Alireza Jafarzadeh told The Associated Press the centrifuges — which he said are unknown to the U.N. nuclear watchdog agency — are ready to be installed at Iran’s nuclear facility in Natanz.
Jafarzadeh, who runs Strategic Policy Consulting, a Washington-based think tank focusing on Iran and Iraq, said the information — which he described as “very recent” — came from sources within the Tehran regime who have proven accurate in the past.
The Vienna-based International Atomic Energy Agency, which was convening an emergency meeting on Iran later Tuesday, did not immediately comment on the centrifuge allegations. The agency previously had said it was aware of the existence of 164 centrifuges at Natanz, 300 miles south of Tehran.
Iran also did not immediately comment on the Jafarzadeh’s claims.
Under an agreement with the IAEA, Iran had pledged to stop building centrifuges, which can be used to enrich uranium to levels high enough to fuel a nuclear weapon.
Centrifuges also can be used for the peaceful generation of nuclear energy, which Iran insists is its only intention. The United States contends the country is running a covert effort to produce nuclear weapons.
“These 4,000 centrifuge machines have not been declared to the IAEA, and the regime has kept the production of these machines hidden from the inspectors while the negotiations with the European Union have been going on over the past 21 months,” Jafarzadeh said in a telephone interview.
Iran on Saturday rejected a package of EU incentives presented by envoys from Britain, France and Germany, and on Monday, it announced it had resumed uranium conversion activities at its nuclear facility at Isfahan.
Jafarzadeh said the centrifuges were manufactured in Isfahan and Tehran, and that construction of buildings, concrete foundations and other work needed to prepare the Natanz facility for centrifuge installation has continued in recent months.
The IAEA’s 35-nation board of governors was meeting to assess Iran’s latest nuclear activities, and diplomats said it could issue a formal warning to Tehran.
The board, however, appeared unlikely to report Iran to the U.N. Security Council, which has the authority to impose economic or political sanctions on the regime.
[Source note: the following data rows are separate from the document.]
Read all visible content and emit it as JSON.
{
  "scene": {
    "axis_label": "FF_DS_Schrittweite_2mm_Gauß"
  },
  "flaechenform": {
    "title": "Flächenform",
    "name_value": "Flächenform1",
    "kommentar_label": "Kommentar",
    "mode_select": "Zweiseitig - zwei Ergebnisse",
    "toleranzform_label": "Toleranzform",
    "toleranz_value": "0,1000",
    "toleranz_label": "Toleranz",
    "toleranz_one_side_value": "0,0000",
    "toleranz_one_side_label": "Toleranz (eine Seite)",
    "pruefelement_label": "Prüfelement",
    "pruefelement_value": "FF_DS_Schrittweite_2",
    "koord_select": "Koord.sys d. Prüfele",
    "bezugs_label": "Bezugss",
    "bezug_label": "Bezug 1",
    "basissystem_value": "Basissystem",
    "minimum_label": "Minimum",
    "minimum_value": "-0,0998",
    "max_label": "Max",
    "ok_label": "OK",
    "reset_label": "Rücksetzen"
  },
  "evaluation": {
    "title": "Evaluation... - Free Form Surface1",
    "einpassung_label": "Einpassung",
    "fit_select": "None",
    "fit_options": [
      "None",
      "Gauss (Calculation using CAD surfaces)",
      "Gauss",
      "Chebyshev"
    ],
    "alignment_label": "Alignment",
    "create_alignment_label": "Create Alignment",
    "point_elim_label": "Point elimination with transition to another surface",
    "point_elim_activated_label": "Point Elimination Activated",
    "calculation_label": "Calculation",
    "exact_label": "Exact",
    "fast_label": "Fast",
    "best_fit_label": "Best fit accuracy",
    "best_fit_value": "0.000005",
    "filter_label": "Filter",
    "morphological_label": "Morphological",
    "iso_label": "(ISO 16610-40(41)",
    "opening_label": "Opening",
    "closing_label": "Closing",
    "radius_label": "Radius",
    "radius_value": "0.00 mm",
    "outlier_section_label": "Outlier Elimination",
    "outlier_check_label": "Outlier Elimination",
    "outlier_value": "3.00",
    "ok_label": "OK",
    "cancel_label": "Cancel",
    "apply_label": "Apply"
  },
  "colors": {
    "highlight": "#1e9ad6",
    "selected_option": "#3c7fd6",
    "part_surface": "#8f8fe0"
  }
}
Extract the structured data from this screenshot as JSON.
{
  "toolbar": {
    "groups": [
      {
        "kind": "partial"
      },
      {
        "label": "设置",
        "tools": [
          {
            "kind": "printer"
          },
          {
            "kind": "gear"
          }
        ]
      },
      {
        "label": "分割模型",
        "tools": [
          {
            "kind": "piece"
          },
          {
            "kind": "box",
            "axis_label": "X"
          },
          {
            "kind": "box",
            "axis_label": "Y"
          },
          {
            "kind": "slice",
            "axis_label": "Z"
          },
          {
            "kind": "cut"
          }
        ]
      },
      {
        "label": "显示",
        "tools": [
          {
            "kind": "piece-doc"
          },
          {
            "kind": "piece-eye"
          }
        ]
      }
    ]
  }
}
Jafarzadeh said Iran was making “extensive” use of front organizations or companies for the production and testing of centrifuge parts. He identified the companies as Pars Tarash, Kala Electric and Energy Novin, and said all had office space in the downtown Tehran building that houses Iran’s Atomic Energy Organization.
Pars Tarash, which has been mentioned in IAEA reports, is using subcontractors to make some centrifuge components, Jafarzadeh alleged. He said Malek Ashtar University in Isfahan also allegedly was involved in producing centrifuge parts.
Those companies “don’t know what they’re building — they’re just given specifications for some parts — but the Pars Tarash company knows what it’s building: centrifuges,” he said.
In 2002, Jafarzadeh — then a member of the National Council of Resistance of Iran, an exiled opposition group — disclosed information about two hidden nuclear sites that helped uncover nearly two decades of covert Iranian atomic activity and sparked present fears that Tehran wants to build a bomb.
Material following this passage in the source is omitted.